The Ontario government is working for workers by proposing updates to employment laws that would respond to more workers being remote and a changing economy. Under the proposed changes, employees who work solely from home would be eligible for the same enhanced notice as “in-office” and other employees in mass termination situations. This would ensure that remote employees receive the same eight week minimum notice of termination or pay-in-lieu, preventing companies from taking advantage of them.
“Whether you commute to work every day or not shouldn’t determine what you are owed. No billion-dollar company should be treating their remote employees as second-class,” said Monte McNaughton, Minister of Labour, Immigration, Training and Skills Development. “The future of work is here, and our government will continue to lead the country in ensuring workers have the protections they need to find better jobs and earn bigger paycheques in the 21st century economy.”
Also, under Ontario’s Employment Standards Act (ESA), employers are currently only required to share the latest version of the employment standards poster, which outlines ESA workplace rights and responsibilities, with new employees. To protect precarious employees, the government is also proposing regulatory changes that would require employers to provide new hires with information in writing about their job, such as pay, work location and hours of work, and the date by which that information needs to be provided (e.g. before their first shift).

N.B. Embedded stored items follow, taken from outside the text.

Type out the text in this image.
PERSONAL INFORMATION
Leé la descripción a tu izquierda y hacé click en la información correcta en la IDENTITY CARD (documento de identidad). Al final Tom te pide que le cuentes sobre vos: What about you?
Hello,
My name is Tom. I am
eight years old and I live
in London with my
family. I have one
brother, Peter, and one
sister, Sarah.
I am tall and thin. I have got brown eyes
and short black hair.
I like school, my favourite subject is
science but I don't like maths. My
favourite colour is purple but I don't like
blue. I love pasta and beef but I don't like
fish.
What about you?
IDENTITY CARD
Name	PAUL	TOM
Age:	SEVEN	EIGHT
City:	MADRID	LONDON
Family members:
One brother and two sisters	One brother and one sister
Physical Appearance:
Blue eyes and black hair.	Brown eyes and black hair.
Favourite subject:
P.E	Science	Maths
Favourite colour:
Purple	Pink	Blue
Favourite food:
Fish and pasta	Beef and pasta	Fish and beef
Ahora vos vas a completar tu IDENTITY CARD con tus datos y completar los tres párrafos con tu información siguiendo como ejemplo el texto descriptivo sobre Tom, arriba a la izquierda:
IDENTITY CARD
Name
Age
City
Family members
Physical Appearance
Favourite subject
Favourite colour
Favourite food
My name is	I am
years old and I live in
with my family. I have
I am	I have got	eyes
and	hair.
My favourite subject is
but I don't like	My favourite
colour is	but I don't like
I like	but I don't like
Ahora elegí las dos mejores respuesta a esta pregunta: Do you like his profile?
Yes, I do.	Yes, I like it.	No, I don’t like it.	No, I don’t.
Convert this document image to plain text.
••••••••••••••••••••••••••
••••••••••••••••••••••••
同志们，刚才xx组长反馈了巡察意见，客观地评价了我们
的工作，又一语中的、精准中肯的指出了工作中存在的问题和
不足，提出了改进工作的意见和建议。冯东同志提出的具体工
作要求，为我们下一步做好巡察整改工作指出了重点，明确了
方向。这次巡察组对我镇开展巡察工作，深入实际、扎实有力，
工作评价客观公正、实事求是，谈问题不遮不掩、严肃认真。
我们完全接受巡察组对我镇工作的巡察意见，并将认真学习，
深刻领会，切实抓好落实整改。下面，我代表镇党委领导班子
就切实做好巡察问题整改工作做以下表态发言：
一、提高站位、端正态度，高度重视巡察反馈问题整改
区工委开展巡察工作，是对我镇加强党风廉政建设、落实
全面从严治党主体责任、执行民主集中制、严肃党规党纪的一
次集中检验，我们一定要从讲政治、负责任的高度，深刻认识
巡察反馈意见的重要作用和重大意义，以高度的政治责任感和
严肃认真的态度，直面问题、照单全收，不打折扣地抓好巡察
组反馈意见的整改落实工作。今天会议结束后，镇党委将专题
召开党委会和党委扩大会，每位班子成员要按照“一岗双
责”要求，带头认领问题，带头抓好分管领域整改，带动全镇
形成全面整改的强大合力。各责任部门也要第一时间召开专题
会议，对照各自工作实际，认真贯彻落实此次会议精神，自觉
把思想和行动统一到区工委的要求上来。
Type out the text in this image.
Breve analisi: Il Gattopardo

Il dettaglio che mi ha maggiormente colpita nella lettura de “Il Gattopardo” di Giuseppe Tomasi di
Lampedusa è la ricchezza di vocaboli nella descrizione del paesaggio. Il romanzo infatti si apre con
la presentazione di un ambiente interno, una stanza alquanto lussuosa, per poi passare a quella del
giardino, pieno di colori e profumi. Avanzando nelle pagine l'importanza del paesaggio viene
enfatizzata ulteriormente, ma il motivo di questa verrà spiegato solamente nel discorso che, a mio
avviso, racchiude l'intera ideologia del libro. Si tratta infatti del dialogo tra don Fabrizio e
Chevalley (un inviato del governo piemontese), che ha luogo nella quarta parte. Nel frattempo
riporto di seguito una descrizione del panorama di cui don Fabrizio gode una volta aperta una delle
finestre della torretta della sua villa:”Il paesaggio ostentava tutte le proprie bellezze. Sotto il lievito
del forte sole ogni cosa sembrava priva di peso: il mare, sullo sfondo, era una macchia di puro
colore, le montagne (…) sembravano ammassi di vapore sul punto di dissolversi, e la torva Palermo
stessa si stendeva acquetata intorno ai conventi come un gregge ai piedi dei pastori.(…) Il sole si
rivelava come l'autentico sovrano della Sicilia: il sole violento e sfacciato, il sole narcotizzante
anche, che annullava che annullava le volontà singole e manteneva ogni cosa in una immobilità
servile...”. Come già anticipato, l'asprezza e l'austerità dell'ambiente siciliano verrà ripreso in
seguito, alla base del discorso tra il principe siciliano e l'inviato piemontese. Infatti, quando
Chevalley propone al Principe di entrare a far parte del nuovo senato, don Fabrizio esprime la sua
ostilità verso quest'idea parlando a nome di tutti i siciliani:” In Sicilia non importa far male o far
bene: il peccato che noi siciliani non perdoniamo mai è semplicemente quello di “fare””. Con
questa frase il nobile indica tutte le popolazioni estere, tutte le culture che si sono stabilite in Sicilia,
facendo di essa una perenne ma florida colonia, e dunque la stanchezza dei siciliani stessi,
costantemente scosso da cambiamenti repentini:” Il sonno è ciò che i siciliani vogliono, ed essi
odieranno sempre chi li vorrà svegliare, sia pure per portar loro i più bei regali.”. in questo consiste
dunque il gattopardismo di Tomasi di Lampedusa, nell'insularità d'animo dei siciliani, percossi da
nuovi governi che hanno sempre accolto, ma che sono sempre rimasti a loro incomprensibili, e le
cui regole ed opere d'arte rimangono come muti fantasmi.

“We applaud Minister McNaughton for taking steps to ensure that all workers in Ontario are afforded the same rights and protections, regardless of their workplace setting,” said Chris Albinson, CEO and President of Communitech.
These proposed changes are part of a larger package that expands on the ground-breaking actions in the Working for Workers Acts, 2021 and 2022, which are already helping millions of people by introducing additional supports that embrace the future of work.